Por Carolina Heringer – O Globo – 07/04/2019
Em cinco anos, de 2014 a 2018, o governo do Rio foi obrigado a pagar mais de R$ 11 milhões em indenizações a vítimas de balas perdidas ou a parentes de pessoas que morreram ao serem atingidas durante tiroteios entre policiais e criminosos. No período, 104 processos foram julgados, e juízes condenaram o estado em 58, ou seja, em 55% dos casos.
O levantamento foi feito pelo Anuário da Justiça do Rio de Janeiro, da editora ConJur, e teve como base apenas julgamentos em segunda instância — que receberam sentenças após a apresentação de recursos. O valor pago pelo estado engloba apenas as indenizações por danos morais, não contabiliza pensões vitalícias, que são comumente concedidas tanto para vítimas que ficam com sequelas quanto para parentes, nos casos de morte.
Victor Gabriel Ramos da Conceição, hoje com 10 anos, tinha apenas 7 quando foi atingido por dois tiros, no peito e na barriga, durante um confronto entre bandidos e PMs da Unidade de Polícia Pacificadora (UPP) do Morro da Mangueira. Ele brincava numa calçada, perto de casa, na hora em que o confronto começou. Depois de uma semana hospitalizado, o menino teve alta. Não ficou com sequelas graves no corpo, mas ainda luta para superar o trauma.
— Graças a Deus, meu filho está vivo. Mas ele sofre até hoje, ouve barulho de tiros e entra em pânico. Também reclama muito da cicatriz na barriga, diz que sente muitas dores e fica me perguntando se não há como retirá-la — contra Graciane Ramos, mãe de Victor.
Dever é proteger
O estado foi condenado a pagar R$ 30 mil de indenização a Victor Gabriel. Nunca ficou comprovado se os tiros que atingiram o garoto partiram da arma de um PM ou traficante. Ainda assim, a Justiça do Rio — em primeira e segunda instância — entendeu que o estado deveria ser responsabilizado pelos danos causados à criança.
“O primeiro objetivo do policial militar é proteger a vida do cidadão, evitando o enfrentamento com bandidos se houver risco à integridade física da população inocente. Este é o princípio fundamental que deve orientar a conduta dos policiais nas operações que realizam rotineiramente, notadamente num estado com intoleráveis índices de criminalidade”, escreveu o desembargador Luciano Saboia Rinaldi de Carvalho, relator do processo em segunda instância.
A decisão foi favorável a Victor Gabriel, mas nem sempre o entendimento da Justiça segue na mesma direção.
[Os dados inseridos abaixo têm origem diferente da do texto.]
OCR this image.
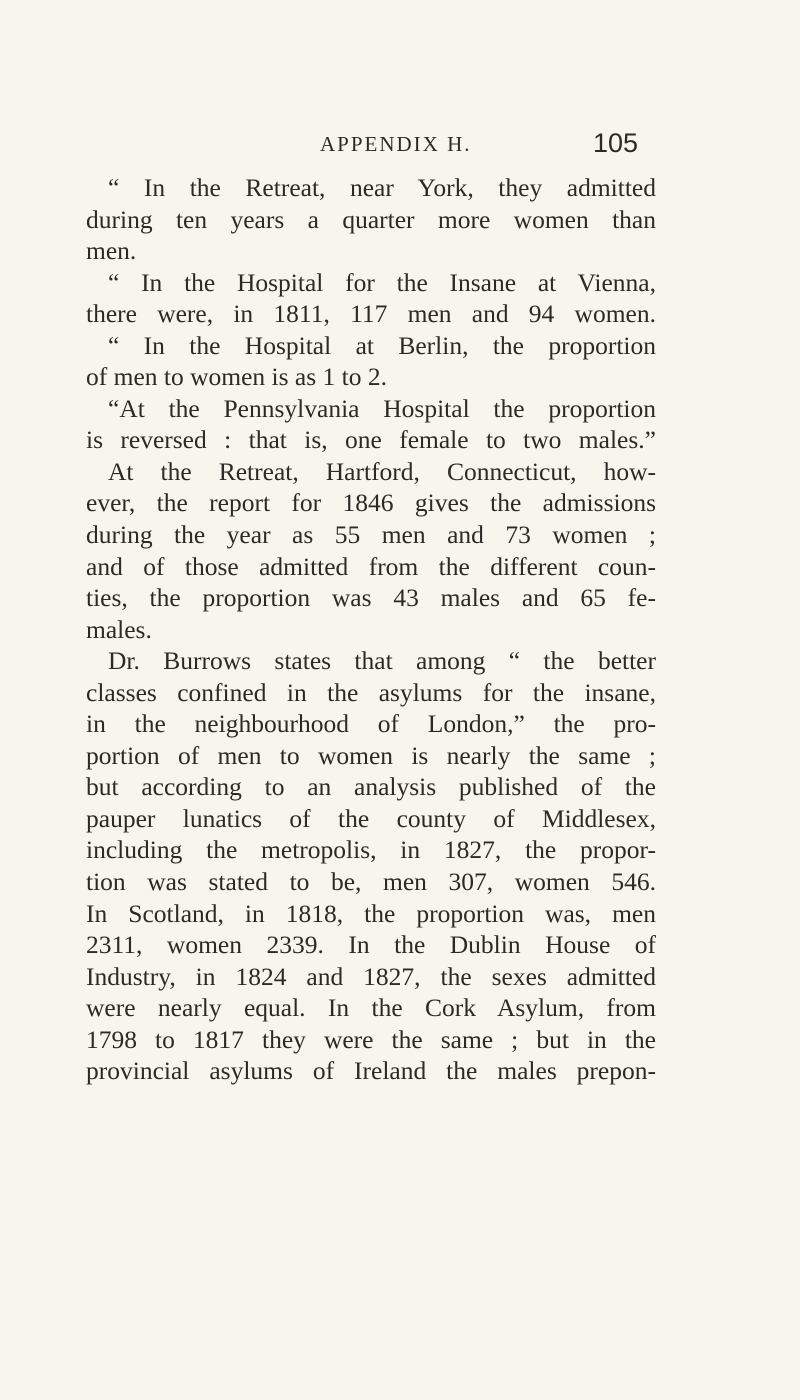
APPENDIX H.	105
“ In the Retreat, near York, they admitted
during ten years a quarter more women than
men.
“ In the Hospital for the Insane at Vienna,
there were, in 1811, 117 men and 94 women.
“ In the Hospital at Berlin, the proportion
of men to women is as 1 to 2.
“At the Pennsylvania Hospital the proportion
is reversed : that is, one female to two males.”
At the Retreat, Hartford, Connecticut, how-
ever, the report for 1846 gives the admissions
during the year as 55 men and 73 women ;
and of those admitted from the different coun-
ties, the proportion was 43 males and 65 fe-
males.
Dr. Burrows states that among “ the better
classes confined in the asylums for the insane,
in the neighbourhood of London,” the pro-
portion of men to women is nearly the same ;
but according to an analysis published of the
pauper lunatics of the county of Middlesex,
including the metropolis, in 1827, the propor-
tion was stated to be, men 307, women 546.
In Scotland, in 1818, the proportion was, men
2311, women 2339. In the Dublin House of
Industry, in 1824 and 1827, the sexes admitted
were nearly equal. In the Cork Asylum, from
1798 to 1817 they were the same ; but in the
provincial asylums of Ireland the males prepon-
Há casos em que pedidos de indenização são negados porque magistrados consideram necessário comprovar que partiu da arma de um policial o tiro que atingiu a vítima ou que houve algum tipo de omissão por parte de agentes públicos.
Foi isso que aconteceu ao fim de uma ação impetrada pela família de Adriene Solan do Nascimento, morta por uma bala perdida na Rocinha. Parentes da vítima pediram indenização ao estado, porém, como não foi identificada a origem do disparo, a Justiça o considerou improcedente. O advogado João Tancredo, especialista em processos desse tipo, pondera que, muitas vezes, é praticamente impossível conseguir uma prova de autoria:
— Temos casos em que o projétil atravessa o corpo da vítima e não é possível encontrá-lo, o que impede a realização de exame de confronto balístico. Mas, hoje, a posição majoritária no Tribunal de Justiça é de que basta comprovar a realização de uma atividade policial na área em que a pessoa levou o tiro.
A indenização mais alta do período pesquisado pelo Anuário da Justiça do Rio de Janeiro é de R$ 900 mil. O estado foi condenado a repassar esse valor para a família de Fabiano Maciel da Costa, morto ao ser atingido por uma bala perdida durante um confronto entre PMs e assaltantes na Vila Valqueire, em outubro de 2012. O governo, no entanto, está recorrendo da decisão no Superior Tribunal de Justiça.
— Quando não cabe mais recurso, o estado emite um precatório para que o valor seja pago. Aí, a família entra numa fila para recebê-lo. Infelizmente, trata-se de um processo muito lento — afirma Tancredo, que defende a família de Fabiano.